[petsc-dev] PETSc and threads

Fri Jan 9 13:06:56 CST 2015

  Whenever one speaks about MPI+threads there is a question of how many threads t per MPI process one is talking about. (An equivalent way of stating this is how many MPI processes has per node).

   Is t 2? 

    is t 4, 

   is it the number of hardware threads on a "single memory socket"

   it is the number of hardware threads on a "CPU"

   is it the number of hardware threads on the entire node? 

   Depending on this one has very different challenges for getting the best performance.

   Are "PETSc" solvers like GAMG suppose to deliver great performance across the whole range? 

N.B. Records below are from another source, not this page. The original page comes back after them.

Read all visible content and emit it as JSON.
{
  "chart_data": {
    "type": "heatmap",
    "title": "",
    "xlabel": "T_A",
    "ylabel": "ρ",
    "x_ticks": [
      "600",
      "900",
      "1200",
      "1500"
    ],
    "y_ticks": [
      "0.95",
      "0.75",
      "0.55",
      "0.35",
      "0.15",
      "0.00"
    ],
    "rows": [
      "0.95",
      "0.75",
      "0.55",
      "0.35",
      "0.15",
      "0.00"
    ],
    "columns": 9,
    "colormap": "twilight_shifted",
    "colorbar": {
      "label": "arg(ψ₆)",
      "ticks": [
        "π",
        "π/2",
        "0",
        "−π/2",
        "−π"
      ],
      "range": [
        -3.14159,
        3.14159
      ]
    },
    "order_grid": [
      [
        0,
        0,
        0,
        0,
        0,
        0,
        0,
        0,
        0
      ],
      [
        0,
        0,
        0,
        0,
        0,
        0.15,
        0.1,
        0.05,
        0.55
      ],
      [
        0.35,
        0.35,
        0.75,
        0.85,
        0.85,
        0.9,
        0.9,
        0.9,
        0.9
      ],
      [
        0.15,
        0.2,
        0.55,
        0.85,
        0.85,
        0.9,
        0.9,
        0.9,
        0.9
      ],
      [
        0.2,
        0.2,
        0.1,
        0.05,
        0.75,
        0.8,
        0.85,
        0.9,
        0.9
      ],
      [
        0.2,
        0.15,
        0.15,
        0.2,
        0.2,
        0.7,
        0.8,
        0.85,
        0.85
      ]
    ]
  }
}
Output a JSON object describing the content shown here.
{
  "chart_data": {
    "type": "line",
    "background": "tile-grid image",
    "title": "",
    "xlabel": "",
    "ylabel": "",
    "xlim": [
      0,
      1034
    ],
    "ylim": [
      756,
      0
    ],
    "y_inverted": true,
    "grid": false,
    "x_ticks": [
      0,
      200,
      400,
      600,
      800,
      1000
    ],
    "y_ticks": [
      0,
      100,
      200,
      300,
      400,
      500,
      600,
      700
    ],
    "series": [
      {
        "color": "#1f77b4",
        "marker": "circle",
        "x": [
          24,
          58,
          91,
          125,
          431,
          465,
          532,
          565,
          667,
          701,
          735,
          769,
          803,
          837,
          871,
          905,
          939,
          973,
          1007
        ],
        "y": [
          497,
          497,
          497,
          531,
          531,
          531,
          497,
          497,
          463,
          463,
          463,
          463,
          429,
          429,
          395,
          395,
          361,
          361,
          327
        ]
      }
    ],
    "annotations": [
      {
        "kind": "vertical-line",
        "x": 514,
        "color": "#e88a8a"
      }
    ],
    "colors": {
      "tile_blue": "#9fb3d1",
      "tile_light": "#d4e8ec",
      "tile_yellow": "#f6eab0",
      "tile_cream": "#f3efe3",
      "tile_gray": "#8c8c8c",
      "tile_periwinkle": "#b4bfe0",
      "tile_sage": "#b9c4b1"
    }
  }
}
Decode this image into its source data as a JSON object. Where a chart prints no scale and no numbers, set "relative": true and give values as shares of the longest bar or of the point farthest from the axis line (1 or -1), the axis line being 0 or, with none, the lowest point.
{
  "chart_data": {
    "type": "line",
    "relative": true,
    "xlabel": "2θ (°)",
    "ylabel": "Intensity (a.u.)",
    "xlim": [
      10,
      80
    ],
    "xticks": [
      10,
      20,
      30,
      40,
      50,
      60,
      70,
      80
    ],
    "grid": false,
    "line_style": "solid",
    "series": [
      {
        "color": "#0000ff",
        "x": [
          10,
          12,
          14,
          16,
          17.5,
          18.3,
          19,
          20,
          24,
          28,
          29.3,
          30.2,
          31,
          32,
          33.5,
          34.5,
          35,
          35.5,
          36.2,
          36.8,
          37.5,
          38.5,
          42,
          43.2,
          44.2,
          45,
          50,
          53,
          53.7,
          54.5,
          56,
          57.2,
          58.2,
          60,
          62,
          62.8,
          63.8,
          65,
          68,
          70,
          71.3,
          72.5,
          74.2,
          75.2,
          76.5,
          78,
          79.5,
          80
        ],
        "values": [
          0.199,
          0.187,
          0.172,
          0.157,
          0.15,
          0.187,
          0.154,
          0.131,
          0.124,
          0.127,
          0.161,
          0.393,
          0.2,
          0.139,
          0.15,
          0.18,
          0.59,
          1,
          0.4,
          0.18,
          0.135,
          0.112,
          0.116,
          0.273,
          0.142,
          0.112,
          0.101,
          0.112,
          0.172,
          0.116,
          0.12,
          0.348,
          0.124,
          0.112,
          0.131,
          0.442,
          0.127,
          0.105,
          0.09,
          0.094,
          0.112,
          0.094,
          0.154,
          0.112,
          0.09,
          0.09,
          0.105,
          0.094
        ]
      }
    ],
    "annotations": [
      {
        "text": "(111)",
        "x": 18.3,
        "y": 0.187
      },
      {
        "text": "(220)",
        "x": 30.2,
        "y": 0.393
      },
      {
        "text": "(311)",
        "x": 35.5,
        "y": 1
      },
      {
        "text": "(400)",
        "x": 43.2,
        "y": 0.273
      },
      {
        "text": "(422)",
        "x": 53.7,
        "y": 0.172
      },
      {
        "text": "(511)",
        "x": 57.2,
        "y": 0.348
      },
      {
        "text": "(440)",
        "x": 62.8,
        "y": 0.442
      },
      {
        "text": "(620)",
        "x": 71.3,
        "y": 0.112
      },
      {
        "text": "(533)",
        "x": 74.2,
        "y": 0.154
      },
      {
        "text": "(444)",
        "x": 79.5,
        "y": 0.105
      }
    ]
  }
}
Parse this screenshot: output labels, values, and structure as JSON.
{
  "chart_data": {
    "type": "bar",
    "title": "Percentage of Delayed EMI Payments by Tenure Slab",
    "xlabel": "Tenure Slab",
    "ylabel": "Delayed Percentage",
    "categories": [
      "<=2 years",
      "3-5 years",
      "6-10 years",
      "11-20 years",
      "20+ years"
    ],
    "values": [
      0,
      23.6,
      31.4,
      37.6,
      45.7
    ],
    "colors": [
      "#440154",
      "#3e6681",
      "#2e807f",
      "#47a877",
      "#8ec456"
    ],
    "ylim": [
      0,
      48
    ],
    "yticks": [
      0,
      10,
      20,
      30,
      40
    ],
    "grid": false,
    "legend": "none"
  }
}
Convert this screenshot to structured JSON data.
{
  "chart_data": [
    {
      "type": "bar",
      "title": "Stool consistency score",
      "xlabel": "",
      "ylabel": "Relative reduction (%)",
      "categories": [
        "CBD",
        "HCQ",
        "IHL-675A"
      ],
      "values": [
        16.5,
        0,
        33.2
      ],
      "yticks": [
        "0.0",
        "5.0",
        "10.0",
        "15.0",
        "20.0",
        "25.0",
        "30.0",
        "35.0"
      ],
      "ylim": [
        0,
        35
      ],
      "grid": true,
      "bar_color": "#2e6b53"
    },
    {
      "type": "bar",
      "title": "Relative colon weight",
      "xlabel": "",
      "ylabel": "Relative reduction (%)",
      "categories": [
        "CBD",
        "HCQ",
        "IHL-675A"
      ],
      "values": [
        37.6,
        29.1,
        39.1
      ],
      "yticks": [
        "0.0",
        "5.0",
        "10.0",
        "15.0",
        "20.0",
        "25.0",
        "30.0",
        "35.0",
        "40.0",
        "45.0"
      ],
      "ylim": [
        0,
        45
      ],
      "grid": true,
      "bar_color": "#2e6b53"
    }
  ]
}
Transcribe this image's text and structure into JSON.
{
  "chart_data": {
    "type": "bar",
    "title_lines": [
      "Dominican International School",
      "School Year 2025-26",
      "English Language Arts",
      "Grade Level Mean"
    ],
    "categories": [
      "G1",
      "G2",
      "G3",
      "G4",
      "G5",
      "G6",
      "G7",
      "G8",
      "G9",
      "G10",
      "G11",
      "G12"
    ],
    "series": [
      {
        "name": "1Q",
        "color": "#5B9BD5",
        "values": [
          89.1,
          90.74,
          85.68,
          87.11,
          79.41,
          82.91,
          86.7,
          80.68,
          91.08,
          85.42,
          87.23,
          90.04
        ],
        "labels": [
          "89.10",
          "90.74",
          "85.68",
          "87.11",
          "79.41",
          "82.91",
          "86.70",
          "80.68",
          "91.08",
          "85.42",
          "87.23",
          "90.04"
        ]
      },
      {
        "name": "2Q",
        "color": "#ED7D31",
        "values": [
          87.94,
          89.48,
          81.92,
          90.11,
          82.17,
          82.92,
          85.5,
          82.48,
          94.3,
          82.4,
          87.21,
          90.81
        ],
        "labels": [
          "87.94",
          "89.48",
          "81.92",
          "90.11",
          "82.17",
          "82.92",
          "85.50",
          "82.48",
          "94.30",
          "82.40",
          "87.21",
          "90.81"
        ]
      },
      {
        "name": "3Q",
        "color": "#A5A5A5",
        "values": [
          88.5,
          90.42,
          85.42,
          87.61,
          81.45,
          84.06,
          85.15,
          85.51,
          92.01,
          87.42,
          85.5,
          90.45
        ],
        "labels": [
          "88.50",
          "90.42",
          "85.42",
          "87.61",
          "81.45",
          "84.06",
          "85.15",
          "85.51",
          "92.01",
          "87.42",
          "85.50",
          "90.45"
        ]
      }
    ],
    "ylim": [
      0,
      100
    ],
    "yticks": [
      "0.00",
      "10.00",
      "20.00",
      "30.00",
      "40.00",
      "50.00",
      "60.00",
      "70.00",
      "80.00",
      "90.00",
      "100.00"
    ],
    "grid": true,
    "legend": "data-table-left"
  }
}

   Jed seems to be hinting at having a relatively small t possibly compared to the total number of hardware threads on the node. Is this correct Jed?  Could we assume in PETSc that it is always small (and thus some of the performance challenges are gone).

   Barry

> On Jan 9, 2015, at 9:44 AM, Jed Brown <jed at jedbrown.org> wrote:
> 
> Mark Adams <mfadams at lbl.gov> writes:
>> No this is me.  They will probably have about 30K (2D linear FE) equations
>> per 40 Tflop node.  10% (4 Tflops) is too much resources for 30K equations
>> as it is.  No need to try utilize the GPU as far as I can see.
> 
> With multiple POWER9 sockets per node, you have to deal with NUMA and
> separate caches.  The rest of the application is not going to do this
> with threads, so you'll have multiple MPI processes anyway.  The entire
> problem will fit readily in L2 cache and you have a latency problem on
> the CPU alone.  Ask them to make neighborhood collectives fast.